A football coach at the relatively obscure University of Central Florida saw Daunte’s predicament and helped him map out a plan to raise his grades his senior year. Culpepper re-took several classes and worked very hard (for the first time) in every class. That year he earned all A’s and B’s and made the honor roll. Suddenly all the big colleges wanted him again. But Culpepper was committed to the coach at Central Florida who had helped him. He ended up with B average grades in college and on the athletic director’s honor roll.

Drafted from University of Central Florida by the Minnesota Vikings, his coach Dennis Green said Culpepper has “incredible fortitude and guts, and he loves to play the game to win.” In 2003, Duante signed a ten year $102 million dollar with the team, the highest paying contract in team history and one of the highest in NFL history. Culpepper reflects on his astonishing financial rise. He remembers his life in Emma’s home, how his life was filled with love but little else, how when he was little, there was a Christmas with no presents.

Culpepper credits much of his success to his foster mother, Emma Culpepper, who raised him as the last of her 15 foster children. He was born in prison on January 28, 1977 to a teenage mother who was serving time for armed robbery. After her release, Daunte’s bio-mom reclaimed her young son, who was then about 5 years old. The boy pleaded and soon was permitted to return to his beloved foster mom. “She loved me that much to take me back to Emma’”
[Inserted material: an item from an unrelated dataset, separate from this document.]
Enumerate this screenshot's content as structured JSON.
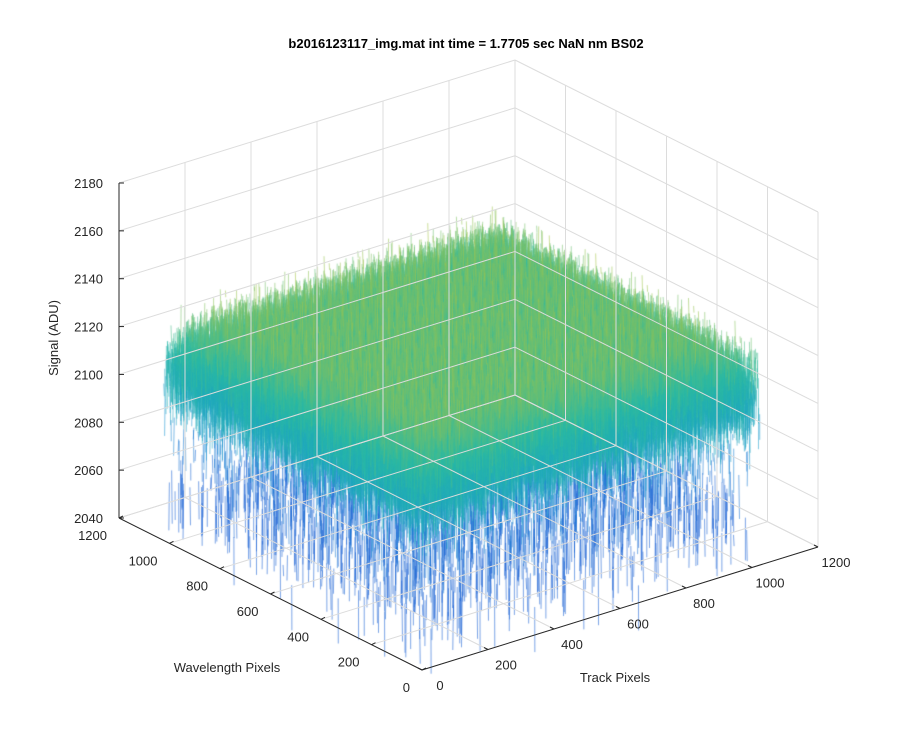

Daunte speaks about his foster mother: "She's a very, very special lady. Remarkable. Strong. Everything you'd want in a mother. In a parent. I just wish she could have been the difference in even more kids' lives. Her love was just always there. I can never repay her for what she's done for me. There's no dollar amount that I could ever give her that would amount to half of what she's done. She gave me those things that money can't buy. But I can try. I'm going to take care of her the best way I can."

As for his father, Daunte doesn't even know his name. One could easily forgive Culpepper for being wary of a father trying to re-enter his life now, as fame and riches arrive.

"[My biological mom] wants me to meet him, but it's really not a big important thing to me," he said. "I don't really care. I've thought about it sometimes. It never bothered me to the point where I'd sit down and cry about it. I was taught that things that are out of your control, don't worry about them."

"I didn't talk about (his biological mom's) life too much, because it makes him feel bad," Emma said. "And sometimes some of the children might tease Daunte about being a prisoner boy or prisoner baby, something like that."

Even to this day?

"No, not any more, because Daunte would knock them aside the head if they did," she said, laughing a deep, rich laugh. "They don't mess with him."

Daunte Culpepper is the celebrity spokesperson for the African American Adoption Agency in St Paul Minnesota. He is personally committed to finding permanent homes for foster kids of color and has worked to dispel pervasive misconceptions about adopting African American boys by speaking openly about his experience as a foster and an adopted child.

For his play during the 1997 season Daunte was voted the Florida Sports Hall-of-Fame Peoples Choice Award winner as the Male Amateur Athlete of the Year in the state of Florida.